The resolution, which was approved unanimously, holds that all grades will return in the fall at five days per week. Distance learning will remain an option, however, for families that opt to remain at home.
The school district is facing long-term challenges accelerated by the pandemic. A report circulated last month found that kindergarten applications dropped roughly 10% for the 2021-2022 school year. District-wide, applications for all grades fell to 13,917 from 14,468, equivalent to a 4% decline and indicating a possible drop in enrollment in future years.
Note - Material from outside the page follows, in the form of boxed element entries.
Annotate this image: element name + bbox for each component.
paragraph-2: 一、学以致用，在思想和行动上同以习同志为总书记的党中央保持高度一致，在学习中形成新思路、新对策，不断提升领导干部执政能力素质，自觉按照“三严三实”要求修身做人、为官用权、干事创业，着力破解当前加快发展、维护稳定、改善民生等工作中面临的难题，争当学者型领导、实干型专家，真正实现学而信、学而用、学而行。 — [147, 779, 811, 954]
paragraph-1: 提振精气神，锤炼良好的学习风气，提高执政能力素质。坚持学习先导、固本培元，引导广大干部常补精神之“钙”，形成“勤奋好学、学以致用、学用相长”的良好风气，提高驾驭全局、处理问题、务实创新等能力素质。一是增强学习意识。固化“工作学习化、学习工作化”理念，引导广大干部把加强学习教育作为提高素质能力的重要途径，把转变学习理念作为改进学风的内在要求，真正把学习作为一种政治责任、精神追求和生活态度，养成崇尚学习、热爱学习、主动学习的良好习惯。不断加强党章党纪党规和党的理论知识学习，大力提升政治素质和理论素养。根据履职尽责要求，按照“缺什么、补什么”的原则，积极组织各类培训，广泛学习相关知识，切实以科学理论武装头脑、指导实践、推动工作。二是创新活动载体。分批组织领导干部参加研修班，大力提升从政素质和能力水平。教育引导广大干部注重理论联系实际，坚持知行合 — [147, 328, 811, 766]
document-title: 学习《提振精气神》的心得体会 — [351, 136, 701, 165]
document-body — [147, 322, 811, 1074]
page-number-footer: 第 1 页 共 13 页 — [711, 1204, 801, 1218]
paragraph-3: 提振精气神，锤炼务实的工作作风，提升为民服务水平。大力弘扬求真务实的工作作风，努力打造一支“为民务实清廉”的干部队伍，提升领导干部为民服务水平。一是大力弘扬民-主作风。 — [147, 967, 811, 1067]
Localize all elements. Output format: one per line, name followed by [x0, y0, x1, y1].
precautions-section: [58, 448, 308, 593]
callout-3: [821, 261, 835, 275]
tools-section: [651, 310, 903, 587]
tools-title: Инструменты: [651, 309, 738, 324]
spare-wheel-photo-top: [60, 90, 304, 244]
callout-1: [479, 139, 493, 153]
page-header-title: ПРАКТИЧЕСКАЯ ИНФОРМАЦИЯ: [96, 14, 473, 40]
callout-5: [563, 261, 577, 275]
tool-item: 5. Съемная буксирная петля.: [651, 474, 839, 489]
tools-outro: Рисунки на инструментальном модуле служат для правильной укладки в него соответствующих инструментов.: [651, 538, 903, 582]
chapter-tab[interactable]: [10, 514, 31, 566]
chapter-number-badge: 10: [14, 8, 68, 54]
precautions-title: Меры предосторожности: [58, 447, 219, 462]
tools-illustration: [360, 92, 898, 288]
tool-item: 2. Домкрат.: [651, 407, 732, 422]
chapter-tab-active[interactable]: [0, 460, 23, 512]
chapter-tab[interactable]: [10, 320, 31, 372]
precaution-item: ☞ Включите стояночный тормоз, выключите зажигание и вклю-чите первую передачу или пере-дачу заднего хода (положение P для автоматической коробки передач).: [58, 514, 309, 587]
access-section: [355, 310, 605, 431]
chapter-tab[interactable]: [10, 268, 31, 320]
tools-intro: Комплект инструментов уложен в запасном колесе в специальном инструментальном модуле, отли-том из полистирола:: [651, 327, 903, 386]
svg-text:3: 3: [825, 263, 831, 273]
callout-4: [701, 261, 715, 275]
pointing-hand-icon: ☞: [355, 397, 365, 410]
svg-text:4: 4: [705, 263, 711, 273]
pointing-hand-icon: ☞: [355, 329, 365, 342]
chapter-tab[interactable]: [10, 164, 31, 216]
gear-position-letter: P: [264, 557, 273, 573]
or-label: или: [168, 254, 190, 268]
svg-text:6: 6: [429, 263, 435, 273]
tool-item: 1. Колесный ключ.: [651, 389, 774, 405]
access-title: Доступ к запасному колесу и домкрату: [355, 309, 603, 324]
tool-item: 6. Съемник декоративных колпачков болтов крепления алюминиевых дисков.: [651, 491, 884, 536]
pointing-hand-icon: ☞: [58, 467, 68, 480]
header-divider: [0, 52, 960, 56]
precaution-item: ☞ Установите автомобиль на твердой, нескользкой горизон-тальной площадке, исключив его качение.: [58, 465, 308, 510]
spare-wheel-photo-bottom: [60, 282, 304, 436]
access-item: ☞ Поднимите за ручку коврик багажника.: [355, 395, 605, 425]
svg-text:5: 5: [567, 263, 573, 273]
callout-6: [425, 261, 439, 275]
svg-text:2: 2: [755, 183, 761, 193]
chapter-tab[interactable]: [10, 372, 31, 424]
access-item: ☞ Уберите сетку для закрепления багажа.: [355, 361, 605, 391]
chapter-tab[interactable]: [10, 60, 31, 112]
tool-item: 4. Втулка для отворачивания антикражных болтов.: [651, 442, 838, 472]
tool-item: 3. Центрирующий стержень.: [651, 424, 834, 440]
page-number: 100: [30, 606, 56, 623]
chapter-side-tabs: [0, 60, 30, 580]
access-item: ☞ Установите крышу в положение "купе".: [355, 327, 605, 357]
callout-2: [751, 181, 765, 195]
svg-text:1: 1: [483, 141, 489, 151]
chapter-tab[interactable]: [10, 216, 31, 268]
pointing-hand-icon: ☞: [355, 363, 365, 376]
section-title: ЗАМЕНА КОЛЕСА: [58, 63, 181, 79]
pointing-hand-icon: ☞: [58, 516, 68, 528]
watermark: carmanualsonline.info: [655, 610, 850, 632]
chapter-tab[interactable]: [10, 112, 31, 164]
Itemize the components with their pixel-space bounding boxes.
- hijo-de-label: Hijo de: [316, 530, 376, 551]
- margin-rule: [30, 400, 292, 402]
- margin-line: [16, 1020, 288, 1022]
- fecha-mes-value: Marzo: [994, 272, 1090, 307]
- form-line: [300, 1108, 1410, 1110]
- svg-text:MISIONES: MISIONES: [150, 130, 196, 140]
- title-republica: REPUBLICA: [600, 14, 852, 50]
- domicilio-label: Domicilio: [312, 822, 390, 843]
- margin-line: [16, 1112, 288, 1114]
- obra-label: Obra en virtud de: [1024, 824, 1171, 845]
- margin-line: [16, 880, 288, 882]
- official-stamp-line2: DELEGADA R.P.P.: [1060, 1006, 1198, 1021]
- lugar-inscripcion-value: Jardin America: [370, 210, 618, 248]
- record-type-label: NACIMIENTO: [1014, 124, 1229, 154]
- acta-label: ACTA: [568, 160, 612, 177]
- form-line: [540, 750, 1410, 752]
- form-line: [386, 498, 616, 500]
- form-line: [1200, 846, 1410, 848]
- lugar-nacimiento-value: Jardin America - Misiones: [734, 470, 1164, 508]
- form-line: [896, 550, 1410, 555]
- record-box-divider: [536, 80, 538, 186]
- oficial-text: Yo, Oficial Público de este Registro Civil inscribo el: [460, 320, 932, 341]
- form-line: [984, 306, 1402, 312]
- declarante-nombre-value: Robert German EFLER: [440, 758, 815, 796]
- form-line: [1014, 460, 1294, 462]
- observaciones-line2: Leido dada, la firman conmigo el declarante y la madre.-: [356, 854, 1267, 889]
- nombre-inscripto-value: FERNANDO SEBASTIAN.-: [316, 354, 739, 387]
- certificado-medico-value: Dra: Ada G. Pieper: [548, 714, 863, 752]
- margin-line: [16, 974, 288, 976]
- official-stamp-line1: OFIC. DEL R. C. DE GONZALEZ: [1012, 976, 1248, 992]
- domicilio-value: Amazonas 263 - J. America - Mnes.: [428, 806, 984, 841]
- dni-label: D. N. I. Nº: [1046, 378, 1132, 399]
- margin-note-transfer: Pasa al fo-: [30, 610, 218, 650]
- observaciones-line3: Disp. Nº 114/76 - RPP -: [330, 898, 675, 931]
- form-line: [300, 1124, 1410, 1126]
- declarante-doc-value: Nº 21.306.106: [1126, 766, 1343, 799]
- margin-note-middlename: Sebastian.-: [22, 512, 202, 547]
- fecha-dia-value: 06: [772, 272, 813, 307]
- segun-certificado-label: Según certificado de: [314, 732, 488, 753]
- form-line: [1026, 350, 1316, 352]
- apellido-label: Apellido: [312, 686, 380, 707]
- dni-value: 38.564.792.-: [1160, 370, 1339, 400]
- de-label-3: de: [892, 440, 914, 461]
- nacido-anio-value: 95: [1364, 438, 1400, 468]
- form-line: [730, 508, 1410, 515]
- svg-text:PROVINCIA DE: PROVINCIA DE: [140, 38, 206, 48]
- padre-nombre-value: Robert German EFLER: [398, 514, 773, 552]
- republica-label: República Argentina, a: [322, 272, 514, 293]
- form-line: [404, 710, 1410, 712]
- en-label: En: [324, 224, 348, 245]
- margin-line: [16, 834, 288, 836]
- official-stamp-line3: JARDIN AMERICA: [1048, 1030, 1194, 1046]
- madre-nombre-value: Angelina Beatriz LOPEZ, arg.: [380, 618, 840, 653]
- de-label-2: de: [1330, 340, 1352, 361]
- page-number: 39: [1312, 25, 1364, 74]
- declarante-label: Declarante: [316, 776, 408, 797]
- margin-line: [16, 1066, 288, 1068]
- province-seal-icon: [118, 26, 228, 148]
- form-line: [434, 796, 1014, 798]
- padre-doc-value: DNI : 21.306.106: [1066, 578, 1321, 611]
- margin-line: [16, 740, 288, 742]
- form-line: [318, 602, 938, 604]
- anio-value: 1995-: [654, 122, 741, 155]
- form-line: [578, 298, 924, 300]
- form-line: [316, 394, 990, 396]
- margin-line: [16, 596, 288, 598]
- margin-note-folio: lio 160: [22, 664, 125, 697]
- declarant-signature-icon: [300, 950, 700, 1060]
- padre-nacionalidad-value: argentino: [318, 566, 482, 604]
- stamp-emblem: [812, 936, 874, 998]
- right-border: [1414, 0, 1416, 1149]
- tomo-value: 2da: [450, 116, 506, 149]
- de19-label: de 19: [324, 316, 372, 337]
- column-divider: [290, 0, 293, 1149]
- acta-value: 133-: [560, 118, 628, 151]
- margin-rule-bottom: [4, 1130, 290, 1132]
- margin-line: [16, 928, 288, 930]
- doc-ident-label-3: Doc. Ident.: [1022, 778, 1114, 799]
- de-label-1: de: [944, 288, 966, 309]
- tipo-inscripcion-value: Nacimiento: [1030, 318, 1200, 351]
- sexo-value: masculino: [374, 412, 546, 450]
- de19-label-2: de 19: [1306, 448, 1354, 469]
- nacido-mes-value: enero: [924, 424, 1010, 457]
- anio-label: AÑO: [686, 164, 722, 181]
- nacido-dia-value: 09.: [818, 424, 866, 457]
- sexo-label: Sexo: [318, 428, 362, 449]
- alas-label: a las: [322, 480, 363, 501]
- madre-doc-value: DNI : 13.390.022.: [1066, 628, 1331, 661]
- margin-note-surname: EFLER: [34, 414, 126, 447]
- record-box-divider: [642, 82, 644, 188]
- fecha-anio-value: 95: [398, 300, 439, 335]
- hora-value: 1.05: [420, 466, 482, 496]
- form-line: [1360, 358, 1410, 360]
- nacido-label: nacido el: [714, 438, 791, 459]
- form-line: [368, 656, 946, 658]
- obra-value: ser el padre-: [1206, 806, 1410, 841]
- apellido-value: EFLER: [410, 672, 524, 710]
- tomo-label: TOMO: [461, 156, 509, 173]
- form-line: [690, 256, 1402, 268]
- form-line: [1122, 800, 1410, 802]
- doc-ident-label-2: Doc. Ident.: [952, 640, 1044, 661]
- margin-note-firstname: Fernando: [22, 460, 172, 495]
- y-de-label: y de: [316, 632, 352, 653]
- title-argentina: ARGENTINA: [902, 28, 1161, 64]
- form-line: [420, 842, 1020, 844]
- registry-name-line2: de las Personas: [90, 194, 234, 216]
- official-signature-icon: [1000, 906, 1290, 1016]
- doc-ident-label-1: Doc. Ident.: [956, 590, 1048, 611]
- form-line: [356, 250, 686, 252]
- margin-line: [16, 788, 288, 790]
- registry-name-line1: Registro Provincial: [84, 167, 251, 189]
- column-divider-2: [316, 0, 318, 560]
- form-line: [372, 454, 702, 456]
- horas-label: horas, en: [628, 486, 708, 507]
The district's level of funding is dictated in part by average daily attendance, and if those numbers fall significantly, it could worsen an already-tenuous long term outlook for the district.
Both Fitch and Moody's downgraded the district's credit rating in recent months, citing subpar governance, waning enrollment and other liabilities. A lower credit rating makes issuing bonds more costly, and if the SFUSD's financial situation doesn't improve, the district could also be subject to stricter oversight by California's Department of Education.
California Governor Gavin Newsom announced this week that if COVID hospitalizations remain low and vaccines are widely available, the state will fully lift COVID sanctions and return largely to "business as usual."
Asked about schools, Newsom stopped short of mandating that classrooms reopen statewide in June, but said there would be "no barriers" to reopening schools and hinted at possible action by the legislature to ensure that they do.
"You will be hearing more about our efforts," Newsom said.